New Faculty Members: Donsub Rim & Drew Youngren
Donsub Rim is the new Chu Assistant Professor of Applied Mathematics.
He received his B.Sc. in mathematics and B.B.A. in business administration from Yonsei University in 2011, then received his M.Sc in applied mathematics also from Yonsei in 2012. He completed his Ph.D in applied mathematics at the University of Washington, studying uncertainty quantification (UQ) problems arising in tsunami modeling and reduced order models (ROMs) for hyperbolic partial differential equations (PDEs), under the supervision of Prof. Randall J. LeVeque and Prof. Gunther Uhlmann.
His current research interests are motivated by UQ problems that involve hyperbolic PDEs, such as the probabilistic tsunami hazard assessment (PTHA) problem which aims to estimate the risk of inundation caused by tsunamis at coastal communities. This motivation has led him to explore novel numerical techniques that extract traveling information in the data. He is also interested in inverse problems arising in medical imaging and scattering.
Drew C. Youngren is a new Lecturer in Discipline in Applied Mathematics and he focuses chiefly on undergraduate mathematics education.

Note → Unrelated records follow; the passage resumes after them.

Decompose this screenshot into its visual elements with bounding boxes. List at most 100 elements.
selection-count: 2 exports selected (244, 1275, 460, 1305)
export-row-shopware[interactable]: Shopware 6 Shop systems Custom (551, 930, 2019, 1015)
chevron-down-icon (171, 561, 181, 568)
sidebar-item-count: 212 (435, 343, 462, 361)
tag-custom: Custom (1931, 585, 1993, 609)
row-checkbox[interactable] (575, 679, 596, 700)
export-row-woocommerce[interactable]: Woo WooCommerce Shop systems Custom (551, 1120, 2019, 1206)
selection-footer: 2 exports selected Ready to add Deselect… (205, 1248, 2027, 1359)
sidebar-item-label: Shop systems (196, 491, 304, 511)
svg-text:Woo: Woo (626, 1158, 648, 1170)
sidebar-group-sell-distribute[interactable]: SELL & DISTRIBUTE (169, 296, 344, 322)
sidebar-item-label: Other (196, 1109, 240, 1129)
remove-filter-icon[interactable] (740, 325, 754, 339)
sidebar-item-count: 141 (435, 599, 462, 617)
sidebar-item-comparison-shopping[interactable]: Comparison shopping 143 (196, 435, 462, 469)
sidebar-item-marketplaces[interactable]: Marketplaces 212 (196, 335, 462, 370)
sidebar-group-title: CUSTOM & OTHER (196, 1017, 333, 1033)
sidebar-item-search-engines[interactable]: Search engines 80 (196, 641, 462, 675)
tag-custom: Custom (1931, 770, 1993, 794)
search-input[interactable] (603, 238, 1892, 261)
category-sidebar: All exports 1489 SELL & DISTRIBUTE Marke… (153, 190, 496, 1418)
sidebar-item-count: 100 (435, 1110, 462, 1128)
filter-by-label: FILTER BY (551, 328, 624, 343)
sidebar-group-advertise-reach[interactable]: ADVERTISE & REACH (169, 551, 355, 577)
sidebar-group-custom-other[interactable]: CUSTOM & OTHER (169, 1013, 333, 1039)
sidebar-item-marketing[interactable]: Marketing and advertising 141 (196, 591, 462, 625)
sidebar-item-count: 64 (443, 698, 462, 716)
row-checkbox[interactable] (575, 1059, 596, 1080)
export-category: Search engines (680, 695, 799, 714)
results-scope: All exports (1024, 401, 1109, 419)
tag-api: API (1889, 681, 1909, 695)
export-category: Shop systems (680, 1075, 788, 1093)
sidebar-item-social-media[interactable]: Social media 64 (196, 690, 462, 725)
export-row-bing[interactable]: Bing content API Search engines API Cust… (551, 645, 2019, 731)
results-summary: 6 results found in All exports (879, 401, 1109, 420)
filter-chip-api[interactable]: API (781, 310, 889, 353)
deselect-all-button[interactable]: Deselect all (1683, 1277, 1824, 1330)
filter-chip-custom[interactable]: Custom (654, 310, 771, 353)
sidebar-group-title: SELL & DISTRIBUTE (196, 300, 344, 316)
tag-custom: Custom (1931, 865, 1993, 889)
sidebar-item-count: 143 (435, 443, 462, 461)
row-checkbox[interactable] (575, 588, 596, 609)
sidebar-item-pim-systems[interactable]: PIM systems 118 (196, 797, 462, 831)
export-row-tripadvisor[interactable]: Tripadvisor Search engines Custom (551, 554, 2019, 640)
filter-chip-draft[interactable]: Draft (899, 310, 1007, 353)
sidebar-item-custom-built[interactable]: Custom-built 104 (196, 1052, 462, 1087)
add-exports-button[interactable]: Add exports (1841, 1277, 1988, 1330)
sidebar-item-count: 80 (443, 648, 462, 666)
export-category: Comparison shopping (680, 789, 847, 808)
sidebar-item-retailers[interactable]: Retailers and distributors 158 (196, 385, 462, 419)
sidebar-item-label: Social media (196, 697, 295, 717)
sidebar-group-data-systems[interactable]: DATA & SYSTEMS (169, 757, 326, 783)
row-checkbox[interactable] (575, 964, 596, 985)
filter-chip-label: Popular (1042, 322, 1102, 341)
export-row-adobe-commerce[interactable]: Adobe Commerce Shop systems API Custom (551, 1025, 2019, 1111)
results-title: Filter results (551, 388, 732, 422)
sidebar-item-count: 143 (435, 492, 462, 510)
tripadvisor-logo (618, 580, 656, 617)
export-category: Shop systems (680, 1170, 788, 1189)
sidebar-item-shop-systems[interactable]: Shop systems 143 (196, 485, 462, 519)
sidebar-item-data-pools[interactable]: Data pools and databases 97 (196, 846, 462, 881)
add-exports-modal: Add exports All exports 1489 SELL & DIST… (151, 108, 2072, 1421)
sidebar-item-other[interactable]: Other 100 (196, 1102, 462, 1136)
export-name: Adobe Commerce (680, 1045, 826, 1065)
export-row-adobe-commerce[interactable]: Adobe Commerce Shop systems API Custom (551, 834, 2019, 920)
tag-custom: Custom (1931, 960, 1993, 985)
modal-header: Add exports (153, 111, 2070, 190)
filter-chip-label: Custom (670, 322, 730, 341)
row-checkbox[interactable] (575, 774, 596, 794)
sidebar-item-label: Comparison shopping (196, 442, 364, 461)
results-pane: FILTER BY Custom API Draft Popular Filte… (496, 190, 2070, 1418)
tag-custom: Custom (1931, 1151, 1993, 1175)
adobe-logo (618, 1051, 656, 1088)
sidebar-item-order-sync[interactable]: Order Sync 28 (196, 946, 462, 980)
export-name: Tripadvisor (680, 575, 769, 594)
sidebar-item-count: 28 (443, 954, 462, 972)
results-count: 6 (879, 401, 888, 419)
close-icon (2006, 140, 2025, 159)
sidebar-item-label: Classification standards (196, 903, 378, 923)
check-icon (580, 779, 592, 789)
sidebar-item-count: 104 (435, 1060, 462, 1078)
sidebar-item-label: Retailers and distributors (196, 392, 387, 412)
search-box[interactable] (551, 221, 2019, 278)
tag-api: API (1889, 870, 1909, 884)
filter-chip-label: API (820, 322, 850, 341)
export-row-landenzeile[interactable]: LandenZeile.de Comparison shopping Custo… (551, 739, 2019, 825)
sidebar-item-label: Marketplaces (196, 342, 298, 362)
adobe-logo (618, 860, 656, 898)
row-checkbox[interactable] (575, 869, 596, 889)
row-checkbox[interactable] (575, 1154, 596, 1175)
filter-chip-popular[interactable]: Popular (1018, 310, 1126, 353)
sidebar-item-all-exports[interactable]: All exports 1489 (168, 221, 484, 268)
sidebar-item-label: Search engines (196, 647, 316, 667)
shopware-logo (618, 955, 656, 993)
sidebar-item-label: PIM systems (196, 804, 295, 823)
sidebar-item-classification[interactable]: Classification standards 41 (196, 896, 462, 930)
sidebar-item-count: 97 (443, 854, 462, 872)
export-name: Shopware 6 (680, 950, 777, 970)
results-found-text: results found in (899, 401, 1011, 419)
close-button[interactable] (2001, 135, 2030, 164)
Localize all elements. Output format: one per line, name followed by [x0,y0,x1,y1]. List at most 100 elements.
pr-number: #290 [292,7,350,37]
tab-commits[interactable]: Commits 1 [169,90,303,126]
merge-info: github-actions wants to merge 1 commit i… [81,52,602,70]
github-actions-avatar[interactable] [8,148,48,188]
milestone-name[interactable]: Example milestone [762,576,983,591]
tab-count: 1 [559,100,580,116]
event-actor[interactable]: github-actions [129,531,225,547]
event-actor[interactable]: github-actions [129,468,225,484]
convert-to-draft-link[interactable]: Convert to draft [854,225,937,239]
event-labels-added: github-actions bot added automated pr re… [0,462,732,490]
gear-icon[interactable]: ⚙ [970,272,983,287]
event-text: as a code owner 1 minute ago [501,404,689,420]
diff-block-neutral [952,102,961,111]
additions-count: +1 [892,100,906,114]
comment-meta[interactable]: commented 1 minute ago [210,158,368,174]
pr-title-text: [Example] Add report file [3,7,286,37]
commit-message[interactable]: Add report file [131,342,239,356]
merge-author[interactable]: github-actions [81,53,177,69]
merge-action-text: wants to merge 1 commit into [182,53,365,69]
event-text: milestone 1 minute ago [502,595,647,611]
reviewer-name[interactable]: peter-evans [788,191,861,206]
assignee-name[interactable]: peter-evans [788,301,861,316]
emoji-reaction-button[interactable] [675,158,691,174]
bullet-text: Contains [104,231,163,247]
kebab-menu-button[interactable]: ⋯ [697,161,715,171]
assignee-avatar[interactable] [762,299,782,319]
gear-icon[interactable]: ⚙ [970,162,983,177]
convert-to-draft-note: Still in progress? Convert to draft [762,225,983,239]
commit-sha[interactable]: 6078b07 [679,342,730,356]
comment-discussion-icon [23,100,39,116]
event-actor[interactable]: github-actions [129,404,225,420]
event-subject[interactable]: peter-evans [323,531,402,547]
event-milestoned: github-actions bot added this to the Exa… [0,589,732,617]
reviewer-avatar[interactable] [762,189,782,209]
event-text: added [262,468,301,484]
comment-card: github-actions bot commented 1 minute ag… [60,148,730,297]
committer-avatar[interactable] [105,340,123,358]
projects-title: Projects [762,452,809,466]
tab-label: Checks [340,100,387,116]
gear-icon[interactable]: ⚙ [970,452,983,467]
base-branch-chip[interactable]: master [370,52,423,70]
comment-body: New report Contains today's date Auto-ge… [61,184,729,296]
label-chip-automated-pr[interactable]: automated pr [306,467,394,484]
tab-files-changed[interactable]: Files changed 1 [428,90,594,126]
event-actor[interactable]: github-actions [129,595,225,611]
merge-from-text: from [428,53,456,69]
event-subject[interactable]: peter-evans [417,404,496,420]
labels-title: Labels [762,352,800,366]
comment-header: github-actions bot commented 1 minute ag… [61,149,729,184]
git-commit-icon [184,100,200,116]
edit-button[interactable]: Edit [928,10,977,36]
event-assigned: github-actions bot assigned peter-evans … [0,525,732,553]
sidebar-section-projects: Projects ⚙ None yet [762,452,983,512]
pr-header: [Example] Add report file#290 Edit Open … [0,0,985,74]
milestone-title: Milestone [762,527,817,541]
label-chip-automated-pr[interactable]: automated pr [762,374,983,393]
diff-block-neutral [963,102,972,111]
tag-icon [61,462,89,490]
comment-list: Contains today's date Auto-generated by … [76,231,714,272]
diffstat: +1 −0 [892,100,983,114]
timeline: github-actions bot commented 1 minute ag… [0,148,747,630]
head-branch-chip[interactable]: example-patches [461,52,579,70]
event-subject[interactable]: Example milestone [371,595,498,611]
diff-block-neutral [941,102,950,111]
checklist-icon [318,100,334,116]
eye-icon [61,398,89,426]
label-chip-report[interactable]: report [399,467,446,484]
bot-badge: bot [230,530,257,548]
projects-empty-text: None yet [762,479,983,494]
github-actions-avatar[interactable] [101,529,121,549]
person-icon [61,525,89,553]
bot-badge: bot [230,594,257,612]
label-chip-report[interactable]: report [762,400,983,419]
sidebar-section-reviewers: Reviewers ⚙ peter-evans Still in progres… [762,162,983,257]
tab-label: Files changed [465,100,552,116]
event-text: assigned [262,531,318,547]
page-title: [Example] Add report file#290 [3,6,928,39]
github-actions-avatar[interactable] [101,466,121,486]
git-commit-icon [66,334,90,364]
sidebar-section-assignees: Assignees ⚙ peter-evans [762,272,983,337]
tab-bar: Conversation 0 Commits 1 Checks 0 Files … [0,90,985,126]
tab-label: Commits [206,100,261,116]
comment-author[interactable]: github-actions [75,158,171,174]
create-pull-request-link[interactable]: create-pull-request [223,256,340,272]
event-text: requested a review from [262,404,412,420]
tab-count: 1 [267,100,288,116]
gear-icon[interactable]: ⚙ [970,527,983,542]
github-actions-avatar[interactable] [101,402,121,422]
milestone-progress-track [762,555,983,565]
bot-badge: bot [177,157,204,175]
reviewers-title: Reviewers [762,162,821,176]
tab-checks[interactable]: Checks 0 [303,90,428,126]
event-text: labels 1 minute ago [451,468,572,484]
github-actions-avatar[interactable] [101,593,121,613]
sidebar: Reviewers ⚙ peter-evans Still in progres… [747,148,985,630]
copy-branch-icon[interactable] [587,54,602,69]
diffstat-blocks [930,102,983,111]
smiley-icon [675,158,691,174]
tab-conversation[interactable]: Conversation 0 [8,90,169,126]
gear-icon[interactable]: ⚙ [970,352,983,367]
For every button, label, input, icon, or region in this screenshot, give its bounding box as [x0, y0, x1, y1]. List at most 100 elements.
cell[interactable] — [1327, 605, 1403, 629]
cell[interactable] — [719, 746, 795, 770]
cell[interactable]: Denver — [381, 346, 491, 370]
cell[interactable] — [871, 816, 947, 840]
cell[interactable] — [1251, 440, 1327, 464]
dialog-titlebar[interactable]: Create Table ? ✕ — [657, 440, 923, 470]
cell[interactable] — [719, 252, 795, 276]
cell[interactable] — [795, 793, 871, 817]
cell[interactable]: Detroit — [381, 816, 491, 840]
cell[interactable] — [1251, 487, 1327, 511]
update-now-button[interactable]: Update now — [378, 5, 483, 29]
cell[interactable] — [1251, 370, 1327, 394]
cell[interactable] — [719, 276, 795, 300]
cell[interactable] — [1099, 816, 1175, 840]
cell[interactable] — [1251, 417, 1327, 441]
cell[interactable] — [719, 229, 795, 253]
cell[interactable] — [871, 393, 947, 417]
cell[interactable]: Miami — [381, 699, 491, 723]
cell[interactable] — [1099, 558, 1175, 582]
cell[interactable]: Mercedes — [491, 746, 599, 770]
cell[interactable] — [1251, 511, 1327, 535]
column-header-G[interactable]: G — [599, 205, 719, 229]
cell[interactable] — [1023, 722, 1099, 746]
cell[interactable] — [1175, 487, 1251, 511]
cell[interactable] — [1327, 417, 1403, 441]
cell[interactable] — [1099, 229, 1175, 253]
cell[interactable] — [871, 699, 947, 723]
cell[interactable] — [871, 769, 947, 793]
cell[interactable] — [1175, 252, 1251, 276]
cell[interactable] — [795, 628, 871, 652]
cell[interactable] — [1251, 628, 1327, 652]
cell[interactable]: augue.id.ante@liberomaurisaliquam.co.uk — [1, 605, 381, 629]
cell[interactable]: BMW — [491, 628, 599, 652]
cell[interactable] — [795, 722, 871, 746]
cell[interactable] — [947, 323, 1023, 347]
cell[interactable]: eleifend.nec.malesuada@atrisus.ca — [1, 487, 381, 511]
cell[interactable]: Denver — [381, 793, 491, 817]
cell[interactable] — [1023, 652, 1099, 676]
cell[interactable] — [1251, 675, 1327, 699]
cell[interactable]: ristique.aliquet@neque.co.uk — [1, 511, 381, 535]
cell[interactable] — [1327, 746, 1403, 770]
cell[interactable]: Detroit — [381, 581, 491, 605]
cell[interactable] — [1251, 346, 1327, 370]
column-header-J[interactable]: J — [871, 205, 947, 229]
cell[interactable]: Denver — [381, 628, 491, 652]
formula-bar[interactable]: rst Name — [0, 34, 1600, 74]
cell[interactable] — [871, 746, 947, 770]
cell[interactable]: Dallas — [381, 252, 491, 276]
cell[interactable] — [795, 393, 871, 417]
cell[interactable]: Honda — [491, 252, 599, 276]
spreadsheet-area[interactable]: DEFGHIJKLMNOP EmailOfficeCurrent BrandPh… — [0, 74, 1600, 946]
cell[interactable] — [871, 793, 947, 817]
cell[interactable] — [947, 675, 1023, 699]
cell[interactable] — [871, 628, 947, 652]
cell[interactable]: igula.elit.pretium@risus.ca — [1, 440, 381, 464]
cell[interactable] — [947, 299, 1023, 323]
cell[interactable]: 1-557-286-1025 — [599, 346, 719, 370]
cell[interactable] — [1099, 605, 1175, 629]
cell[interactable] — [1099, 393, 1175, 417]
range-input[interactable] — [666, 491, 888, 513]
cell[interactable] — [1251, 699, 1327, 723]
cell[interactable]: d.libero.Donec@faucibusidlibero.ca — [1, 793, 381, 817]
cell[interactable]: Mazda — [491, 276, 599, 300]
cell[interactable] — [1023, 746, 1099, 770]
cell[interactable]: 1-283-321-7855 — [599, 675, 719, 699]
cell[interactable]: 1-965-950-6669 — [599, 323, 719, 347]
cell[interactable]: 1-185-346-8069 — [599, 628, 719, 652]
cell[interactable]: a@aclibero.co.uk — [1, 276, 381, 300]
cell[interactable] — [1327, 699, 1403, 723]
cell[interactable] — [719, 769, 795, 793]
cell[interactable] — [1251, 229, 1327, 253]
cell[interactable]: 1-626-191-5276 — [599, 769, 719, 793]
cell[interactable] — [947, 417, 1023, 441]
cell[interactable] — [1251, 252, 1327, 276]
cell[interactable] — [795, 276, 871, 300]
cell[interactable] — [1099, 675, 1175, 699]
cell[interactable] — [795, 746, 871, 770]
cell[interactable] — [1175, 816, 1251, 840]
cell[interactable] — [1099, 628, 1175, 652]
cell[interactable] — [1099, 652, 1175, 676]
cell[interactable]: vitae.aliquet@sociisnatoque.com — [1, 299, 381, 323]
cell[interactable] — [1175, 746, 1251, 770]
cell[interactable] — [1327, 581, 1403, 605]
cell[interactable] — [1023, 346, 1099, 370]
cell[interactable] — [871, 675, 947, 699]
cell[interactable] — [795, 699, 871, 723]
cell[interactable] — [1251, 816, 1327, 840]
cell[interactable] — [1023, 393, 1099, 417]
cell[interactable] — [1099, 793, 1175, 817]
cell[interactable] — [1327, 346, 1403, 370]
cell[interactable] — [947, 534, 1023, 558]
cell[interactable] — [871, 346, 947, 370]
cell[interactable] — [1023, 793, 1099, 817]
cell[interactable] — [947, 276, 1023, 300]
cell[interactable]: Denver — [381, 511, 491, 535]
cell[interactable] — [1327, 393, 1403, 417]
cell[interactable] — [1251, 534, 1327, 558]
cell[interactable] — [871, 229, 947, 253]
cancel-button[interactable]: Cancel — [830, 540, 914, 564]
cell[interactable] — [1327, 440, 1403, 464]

He has taught for over ten years a range of courses from general interest statistics through non-Euclidean geometry for mathematics majors. He has focused on developing the calculus sequence, co-authoring interactive modules for NYU’s ”flipped” version of first-semester calculus, and transition courses where students first develop the ideas and techniques of mathematical proof. In addition, he has spearheaded his department’s use of data in assessing learning outcomes for accreditation agencies.
Of particular interest to Youngren is the role of technology, and more specifically computation, in the learning of mathematics. He has participated in grant work to introduce computational work in discrete mathematics and on a larger scale in linear algebra. At Columbia, he will be developing the multivariable calculus curriculum tailored to the needs of engineers and applied scientists where he hopes similarly to infuse technological elements into a classical curriculum.
Youngren received a B.S. in applied mathematics from Columbia University (2000), an M.A. in mathematics from Stony Brook University (2002), a Ph.D. in mathematics from Northwestern University (2006), and an M.A. in mathematics education from New York University (2007).